Terrains models are three-dimensional representations of a part of Earth’s surface (Li et al., 2004). These include Digital Elevation Models (DEM) and Digital Terrain Models (DTM), which are both bare Earth surfaces; the later including topographic elements such as slope, aspect, curvature, and gradient; and Digital Surface Models (DSM) that portray all surface features such as vegetation and built structures (Li et al., 2004). All three are typically raster data models that convey a visual impression of the landscape that is easier to interpret and understand than two-dimensional maps since they more accurately represent our perception of Earth.

Terrain models are valuable tools for Earth surface interpretation and analysis and are used in a variety of disciplines. They are important data sets for geomorphological research because surficial features can be visualized, processes operating on landforms modeled, and rates of surface change predicted (Cavalli et al., 2008; Frankl et al., 2010). They are also frequently used in hydrological modeling to delineate watersheds, natural streams, and sinks (Hopkinson et al., 2009; Murphy et al., 2008) and have also been used extensively for land use planning and site selection and suitability analyses, including the prediction of fish densities using stream channel gradients (Wissmar et al., 2010) and for the identification of critical habitat for endangered species according to prescribed surface characteristics (Moran & Button, 2011). In addition, they are often used to perform line of sight and viewshed analyses to determine optimum locations for structures and facilities such as communication towers and wind turbines (Akella et al., 2010; Möller, 2006) and are frequently used for erosion modeling, calculating the loss of glacial ice, or performing cut-and-fill analyses to determine the volume of earth, rock, or water located within a defined area of interest (Chen et al., 2006; Keutterling & Thomas, 2006; Thoma et al., 2005).

Terrain models are commonly developed using three-dimensional coordinates derived from one of three sources: ground surveys, remote sensing techniques, or existing hardcopy or digital topographic maps. The resulting spot elevations or point clouds are then processed to produce a terrain model using an interpolation algorithm that produces a raster model at a user-defined spatial resolution.

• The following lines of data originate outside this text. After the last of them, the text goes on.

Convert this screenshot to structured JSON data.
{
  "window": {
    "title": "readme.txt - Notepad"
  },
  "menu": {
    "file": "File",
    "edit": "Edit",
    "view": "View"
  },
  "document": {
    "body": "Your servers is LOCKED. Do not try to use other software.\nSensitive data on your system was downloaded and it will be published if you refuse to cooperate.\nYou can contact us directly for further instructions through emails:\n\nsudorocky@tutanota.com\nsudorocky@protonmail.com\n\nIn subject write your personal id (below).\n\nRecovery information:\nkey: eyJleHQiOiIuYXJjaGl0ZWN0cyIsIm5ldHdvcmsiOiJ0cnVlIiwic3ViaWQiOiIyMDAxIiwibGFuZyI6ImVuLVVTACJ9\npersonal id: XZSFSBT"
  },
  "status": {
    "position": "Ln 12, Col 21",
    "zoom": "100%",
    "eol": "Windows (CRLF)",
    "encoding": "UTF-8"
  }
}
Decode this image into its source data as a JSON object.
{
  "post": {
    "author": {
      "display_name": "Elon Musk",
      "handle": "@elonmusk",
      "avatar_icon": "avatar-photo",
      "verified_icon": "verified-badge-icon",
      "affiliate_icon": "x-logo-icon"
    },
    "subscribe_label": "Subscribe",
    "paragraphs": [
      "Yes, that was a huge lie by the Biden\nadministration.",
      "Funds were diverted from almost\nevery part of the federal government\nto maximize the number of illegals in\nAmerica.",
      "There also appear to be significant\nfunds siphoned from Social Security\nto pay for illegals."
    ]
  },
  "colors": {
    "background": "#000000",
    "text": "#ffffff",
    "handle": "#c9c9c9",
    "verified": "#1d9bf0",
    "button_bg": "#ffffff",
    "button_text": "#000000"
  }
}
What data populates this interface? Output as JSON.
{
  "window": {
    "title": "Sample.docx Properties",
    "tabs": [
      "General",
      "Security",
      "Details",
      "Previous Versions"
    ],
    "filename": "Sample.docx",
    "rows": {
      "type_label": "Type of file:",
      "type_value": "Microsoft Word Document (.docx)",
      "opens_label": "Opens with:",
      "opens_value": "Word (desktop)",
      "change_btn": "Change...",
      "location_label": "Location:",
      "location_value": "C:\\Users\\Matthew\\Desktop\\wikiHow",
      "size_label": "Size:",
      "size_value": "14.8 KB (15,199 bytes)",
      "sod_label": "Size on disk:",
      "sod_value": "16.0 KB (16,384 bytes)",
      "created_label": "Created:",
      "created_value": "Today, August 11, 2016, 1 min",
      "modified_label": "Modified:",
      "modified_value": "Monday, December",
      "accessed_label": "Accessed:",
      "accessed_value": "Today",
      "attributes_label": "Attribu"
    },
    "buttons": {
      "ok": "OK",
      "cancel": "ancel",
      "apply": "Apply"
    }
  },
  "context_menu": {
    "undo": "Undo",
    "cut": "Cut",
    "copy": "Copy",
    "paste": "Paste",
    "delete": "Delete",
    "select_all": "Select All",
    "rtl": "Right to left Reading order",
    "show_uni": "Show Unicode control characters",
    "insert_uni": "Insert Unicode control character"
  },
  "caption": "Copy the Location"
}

Ground surveys traditionally employed plane table surveys and theodolites to acquire the horizontal and vertical position of control points across an area of interest (Wolf, 2002). However, modern surveying techniques typically utilize either a total station, combining a theodolite and electronic distance measuring device (EDM), or Global Positioning System (GPS) receiver (Wolf, 2002). While total stations are capable of collecting coordinates to within millimetres, they are generally labour intensive and, thus, only used when working on small, localized study areas a few hectares or acres in size (Rayburg et al., 2009). Conversely, survey or mapping grade GPS receivers are capable of attaining decimetre level accuracy and covering considerably larger areas with significant increases in efficiency (Baptista et al., 2011). The ability to accurately record three-dimensional coordinates at almost any user defined sampling interval enables ground surveys to produce high resolution terrain models with minimal to moderate investment in equipment, however, labour costs are typically quite high.